O Senado Federal deu sinal verde, nessa última quarta-feira (17), ao chamado "PL da Dosimetria". O texto legislativo agora aguarda o veredito do Palácio do Planalto. A medida propõe reformular diretrizes do Código Penal e da Lei de Execução Penal, visando suavizar o tempo de cárcere do ex-presidente, Jair Bolsonaro (PL), e de seus colaboradores condenados por investidas contra a democracia e pelos episódios de 8 de janeiro.
Atualmente, o ex-mandatário encontra-se recluso em uma unidade especial da Polícia Federal em Brasília, onde cumpre uma sentença de 27 anos e três meses por tentativa de golpe de Estado.
O cerne do projeto é a criação de um atalho para a "progressão de regime" — o trânsito de uma detenção severa para condições mais flexíveis — focado em crimes contra o Estado Democrático de Direito.

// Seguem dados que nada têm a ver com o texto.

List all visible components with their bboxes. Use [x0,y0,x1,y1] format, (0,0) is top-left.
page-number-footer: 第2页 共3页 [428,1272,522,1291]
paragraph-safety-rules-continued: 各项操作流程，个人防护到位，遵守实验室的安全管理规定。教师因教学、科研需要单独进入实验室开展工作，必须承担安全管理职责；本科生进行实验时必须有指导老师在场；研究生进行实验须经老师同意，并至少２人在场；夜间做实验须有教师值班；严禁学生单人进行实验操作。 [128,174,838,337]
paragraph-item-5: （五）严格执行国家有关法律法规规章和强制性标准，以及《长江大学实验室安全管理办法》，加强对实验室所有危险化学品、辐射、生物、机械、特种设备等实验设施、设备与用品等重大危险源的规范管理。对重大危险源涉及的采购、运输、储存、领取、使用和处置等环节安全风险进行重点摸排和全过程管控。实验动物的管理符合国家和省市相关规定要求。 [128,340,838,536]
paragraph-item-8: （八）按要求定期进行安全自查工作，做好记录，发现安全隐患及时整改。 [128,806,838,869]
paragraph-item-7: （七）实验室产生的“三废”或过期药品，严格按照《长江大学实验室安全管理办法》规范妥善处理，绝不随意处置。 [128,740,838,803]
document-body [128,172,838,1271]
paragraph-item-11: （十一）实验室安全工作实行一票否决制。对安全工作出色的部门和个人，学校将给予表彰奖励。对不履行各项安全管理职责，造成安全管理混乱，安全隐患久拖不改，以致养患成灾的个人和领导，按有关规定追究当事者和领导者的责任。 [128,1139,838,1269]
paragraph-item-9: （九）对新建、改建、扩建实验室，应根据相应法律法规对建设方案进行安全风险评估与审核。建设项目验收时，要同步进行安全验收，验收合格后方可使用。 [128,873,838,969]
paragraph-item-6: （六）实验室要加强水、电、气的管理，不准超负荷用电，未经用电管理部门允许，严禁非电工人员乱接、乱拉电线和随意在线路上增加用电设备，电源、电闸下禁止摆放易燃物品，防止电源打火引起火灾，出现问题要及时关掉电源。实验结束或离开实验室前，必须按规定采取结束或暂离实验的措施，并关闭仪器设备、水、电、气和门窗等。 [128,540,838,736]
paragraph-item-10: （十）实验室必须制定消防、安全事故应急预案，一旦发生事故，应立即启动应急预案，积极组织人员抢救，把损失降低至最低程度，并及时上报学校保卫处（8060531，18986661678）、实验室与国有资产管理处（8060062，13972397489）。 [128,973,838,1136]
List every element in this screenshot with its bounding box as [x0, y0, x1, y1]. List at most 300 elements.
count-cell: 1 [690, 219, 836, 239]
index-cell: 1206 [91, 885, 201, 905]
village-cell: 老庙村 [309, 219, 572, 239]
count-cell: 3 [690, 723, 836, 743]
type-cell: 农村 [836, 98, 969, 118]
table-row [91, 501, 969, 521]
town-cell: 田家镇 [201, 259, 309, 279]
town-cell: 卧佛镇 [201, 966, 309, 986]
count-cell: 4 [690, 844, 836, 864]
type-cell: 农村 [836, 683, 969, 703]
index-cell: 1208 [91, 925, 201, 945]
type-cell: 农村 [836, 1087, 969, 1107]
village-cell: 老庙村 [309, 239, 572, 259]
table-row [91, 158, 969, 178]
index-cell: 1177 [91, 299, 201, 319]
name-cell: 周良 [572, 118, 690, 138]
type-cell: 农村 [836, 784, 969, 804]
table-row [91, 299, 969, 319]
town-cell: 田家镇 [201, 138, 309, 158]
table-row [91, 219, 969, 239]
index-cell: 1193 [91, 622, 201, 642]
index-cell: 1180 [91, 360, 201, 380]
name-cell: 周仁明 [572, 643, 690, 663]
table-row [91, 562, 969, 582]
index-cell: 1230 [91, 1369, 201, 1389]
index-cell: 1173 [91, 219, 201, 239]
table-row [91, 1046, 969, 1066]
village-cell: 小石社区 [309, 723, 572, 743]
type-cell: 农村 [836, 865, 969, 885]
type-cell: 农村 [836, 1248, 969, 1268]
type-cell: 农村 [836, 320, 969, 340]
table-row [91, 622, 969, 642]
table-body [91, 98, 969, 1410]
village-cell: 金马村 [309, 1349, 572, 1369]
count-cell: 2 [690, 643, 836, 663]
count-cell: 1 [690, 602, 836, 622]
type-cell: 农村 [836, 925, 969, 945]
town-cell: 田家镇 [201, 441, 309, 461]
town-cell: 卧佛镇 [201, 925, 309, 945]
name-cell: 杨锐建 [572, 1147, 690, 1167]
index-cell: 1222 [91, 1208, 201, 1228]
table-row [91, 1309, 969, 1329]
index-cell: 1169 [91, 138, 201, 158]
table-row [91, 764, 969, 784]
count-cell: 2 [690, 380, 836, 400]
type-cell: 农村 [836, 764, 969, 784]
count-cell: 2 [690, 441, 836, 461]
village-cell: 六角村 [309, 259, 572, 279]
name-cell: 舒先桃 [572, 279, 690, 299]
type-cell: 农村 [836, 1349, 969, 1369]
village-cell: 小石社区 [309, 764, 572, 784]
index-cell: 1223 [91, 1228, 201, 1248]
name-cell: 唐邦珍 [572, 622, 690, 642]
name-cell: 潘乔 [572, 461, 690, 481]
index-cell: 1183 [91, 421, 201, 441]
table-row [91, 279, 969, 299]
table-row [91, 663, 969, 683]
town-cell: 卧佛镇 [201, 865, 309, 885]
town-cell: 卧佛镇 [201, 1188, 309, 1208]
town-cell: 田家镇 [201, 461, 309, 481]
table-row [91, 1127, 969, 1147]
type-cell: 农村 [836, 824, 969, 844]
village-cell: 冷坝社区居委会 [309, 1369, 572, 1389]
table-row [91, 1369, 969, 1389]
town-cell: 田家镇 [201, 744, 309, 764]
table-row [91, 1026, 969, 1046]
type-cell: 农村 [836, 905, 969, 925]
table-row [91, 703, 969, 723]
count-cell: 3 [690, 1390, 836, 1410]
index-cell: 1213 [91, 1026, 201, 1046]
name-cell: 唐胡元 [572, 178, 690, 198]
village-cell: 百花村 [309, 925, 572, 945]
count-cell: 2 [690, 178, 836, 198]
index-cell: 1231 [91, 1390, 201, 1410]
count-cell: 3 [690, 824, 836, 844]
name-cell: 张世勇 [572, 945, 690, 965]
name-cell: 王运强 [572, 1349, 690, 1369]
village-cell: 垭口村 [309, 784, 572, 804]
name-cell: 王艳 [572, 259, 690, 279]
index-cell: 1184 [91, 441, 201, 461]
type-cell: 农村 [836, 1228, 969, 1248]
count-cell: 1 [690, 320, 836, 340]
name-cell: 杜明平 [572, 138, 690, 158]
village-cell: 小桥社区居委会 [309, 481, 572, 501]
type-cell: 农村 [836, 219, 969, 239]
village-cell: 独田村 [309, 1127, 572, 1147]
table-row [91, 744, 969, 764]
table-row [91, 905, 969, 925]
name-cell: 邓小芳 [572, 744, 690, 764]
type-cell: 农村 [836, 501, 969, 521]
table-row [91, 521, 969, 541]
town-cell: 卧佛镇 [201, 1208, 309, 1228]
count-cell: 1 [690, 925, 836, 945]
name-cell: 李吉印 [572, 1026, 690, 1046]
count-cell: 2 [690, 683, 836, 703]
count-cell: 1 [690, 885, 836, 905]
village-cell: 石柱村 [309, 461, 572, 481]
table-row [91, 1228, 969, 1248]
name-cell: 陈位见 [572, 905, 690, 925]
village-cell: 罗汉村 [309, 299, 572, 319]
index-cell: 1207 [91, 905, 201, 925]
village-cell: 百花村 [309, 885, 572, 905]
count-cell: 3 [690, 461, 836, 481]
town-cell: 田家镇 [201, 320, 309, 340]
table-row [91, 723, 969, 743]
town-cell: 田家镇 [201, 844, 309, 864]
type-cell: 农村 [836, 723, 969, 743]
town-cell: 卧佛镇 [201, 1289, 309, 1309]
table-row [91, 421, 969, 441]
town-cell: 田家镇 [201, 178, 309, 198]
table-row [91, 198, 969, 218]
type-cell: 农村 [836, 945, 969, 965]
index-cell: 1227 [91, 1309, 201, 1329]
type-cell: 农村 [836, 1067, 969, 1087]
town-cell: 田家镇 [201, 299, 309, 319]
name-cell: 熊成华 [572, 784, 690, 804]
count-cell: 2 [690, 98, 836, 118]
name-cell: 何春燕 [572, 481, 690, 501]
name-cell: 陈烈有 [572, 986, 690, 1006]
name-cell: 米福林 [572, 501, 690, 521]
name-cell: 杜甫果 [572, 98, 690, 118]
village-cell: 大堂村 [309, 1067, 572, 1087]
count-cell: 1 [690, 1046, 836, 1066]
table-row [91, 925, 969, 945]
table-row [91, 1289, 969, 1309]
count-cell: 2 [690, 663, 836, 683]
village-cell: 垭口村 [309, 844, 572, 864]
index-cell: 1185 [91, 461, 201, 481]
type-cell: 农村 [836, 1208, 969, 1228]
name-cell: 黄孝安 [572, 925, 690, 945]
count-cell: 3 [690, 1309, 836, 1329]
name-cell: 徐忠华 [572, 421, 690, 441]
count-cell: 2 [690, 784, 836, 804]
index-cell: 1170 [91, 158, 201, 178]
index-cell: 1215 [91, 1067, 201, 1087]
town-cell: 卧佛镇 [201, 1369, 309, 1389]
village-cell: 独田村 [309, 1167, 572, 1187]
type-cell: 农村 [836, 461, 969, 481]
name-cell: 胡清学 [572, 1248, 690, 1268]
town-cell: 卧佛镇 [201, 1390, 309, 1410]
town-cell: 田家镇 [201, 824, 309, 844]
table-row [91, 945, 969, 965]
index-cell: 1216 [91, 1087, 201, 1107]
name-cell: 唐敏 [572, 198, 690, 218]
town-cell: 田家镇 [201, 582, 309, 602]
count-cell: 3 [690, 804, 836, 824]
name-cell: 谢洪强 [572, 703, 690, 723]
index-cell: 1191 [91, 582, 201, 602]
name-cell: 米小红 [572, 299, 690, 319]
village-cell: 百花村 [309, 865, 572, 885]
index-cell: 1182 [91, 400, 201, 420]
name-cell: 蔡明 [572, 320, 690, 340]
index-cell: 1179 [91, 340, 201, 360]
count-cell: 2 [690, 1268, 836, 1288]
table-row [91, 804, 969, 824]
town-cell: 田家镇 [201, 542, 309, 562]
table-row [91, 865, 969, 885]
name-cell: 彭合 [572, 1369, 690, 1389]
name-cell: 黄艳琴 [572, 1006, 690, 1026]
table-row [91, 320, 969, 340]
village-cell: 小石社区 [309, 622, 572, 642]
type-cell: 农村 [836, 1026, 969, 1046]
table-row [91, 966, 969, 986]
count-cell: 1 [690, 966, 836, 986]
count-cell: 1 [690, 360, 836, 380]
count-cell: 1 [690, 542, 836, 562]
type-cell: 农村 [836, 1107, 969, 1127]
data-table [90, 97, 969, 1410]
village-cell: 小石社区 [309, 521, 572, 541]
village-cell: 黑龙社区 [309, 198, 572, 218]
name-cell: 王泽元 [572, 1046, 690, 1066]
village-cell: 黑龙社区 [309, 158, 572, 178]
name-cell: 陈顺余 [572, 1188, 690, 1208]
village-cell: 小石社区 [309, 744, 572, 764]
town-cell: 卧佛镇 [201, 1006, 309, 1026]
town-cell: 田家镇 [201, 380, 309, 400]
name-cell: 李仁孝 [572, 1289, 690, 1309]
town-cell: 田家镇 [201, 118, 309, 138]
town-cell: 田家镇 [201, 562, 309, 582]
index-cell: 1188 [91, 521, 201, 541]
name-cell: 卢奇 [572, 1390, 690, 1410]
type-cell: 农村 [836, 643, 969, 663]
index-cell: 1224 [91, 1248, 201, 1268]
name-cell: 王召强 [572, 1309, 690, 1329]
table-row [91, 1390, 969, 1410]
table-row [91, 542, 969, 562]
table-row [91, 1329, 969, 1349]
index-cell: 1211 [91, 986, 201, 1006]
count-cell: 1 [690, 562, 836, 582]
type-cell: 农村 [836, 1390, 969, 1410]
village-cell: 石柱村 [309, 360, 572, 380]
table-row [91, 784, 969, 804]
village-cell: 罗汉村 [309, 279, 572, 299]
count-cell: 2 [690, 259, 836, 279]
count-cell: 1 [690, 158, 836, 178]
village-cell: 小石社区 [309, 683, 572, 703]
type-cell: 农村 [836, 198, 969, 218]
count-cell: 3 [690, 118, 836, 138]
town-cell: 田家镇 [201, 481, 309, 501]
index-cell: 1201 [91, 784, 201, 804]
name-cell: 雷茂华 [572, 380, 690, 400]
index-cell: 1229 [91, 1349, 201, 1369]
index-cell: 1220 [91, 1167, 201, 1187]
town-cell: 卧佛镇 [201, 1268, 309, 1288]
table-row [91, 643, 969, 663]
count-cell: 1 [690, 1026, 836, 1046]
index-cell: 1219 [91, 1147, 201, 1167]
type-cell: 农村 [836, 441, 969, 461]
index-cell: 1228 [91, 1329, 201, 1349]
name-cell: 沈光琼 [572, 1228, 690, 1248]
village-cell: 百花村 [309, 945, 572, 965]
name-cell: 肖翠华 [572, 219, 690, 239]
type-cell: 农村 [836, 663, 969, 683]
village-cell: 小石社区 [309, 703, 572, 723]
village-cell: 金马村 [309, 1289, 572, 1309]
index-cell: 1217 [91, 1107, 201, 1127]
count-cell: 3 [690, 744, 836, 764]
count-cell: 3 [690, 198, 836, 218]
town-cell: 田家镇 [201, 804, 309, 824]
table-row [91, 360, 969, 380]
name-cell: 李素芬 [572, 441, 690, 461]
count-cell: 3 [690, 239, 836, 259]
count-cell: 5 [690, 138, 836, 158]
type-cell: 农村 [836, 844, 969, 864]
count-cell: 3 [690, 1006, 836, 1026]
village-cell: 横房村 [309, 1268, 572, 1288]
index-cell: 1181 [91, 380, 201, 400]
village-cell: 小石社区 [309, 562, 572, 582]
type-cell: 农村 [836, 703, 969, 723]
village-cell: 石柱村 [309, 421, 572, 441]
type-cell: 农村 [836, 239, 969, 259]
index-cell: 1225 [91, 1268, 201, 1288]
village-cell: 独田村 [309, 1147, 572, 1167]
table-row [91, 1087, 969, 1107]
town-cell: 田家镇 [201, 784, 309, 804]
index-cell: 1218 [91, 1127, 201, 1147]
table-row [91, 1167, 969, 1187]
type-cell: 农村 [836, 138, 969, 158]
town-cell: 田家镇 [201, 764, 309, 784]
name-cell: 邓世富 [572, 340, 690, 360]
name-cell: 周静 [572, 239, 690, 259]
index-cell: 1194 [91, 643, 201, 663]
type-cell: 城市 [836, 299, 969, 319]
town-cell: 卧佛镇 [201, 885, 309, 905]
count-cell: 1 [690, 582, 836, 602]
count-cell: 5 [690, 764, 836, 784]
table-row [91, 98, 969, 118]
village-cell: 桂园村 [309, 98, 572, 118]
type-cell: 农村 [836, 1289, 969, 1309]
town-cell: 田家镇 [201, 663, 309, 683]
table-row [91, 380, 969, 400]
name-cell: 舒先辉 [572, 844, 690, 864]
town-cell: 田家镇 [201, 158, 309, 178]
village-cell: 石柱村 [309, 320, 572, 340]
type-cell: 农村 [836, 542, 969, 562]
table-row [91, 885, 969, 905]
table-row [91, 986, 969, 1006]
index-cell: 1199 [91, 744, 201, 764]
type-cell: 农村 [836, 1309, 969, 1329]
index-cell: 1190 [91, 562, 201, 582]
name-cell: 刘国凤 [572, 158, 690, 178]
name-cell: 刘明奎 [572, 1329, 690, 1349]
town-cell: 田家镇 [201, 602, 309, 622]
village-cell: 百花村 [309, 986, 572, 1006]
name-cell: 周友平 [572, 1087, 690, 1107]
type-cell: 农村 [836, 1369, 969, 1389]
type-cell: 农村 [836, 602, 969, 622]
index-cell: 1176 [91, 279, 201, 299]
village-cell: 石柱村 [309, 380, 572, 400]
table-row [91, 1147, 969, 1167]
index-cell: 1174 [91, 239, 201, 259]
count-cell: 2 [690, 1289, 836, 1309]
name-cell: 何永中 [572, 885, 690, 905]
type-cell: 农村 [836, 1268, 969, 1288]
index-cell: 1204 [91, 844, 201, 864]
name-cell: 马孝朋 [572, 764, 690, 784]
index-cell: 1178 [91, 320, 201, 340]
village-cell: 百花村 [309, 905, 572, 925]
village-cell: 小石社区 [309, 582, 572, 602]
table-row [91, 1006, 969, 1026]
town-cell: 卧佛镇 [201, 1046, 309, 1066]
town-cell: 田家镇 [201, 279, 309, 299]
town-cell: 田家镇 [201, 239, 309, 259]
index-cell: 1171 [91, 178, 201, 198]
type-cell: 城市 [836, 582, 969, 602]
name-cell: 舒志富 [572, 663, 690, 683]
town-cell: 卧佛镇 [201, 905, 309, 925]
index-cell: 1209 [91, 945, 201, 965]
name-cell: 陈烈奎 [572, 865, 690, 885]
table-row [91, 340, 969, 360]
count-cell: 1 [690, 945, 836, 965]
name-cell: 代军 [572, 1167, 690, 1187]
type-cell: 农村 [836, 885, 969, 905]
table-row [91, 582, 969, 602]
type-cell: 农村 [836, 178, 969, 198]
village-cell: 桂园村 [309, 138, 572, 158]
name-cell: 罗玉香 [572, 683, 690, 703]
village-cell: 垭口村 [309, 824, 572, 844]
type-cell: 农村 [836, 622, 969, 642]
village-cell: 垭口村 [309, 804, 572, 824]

No Senado, o senador Esperidião Amin (PP-SC) utilizou uma estratégia regimental para blindar a proposta: após pressões externas e críticas de juristas, ele limitou o benefício da progressão acelerada exclusivamente aos delitos de cunho antidemocrático, evitando que a brecha atingisse criminosos comuns.
As principais mudanças aprovadas incluem:
Redução no Tempo de Regime Fechado: Condenados pelo 8 de janeiro poderiam migrar para o semiaberto após cumprirem apenas 16% da pena. Hoje, o requisito legal é de 25%.
Não Cumulatividade de Penas: Em sentenças duplas (golpe de Estado e abolição do Estado), prevalece apenas a maior punição, sem o somatório.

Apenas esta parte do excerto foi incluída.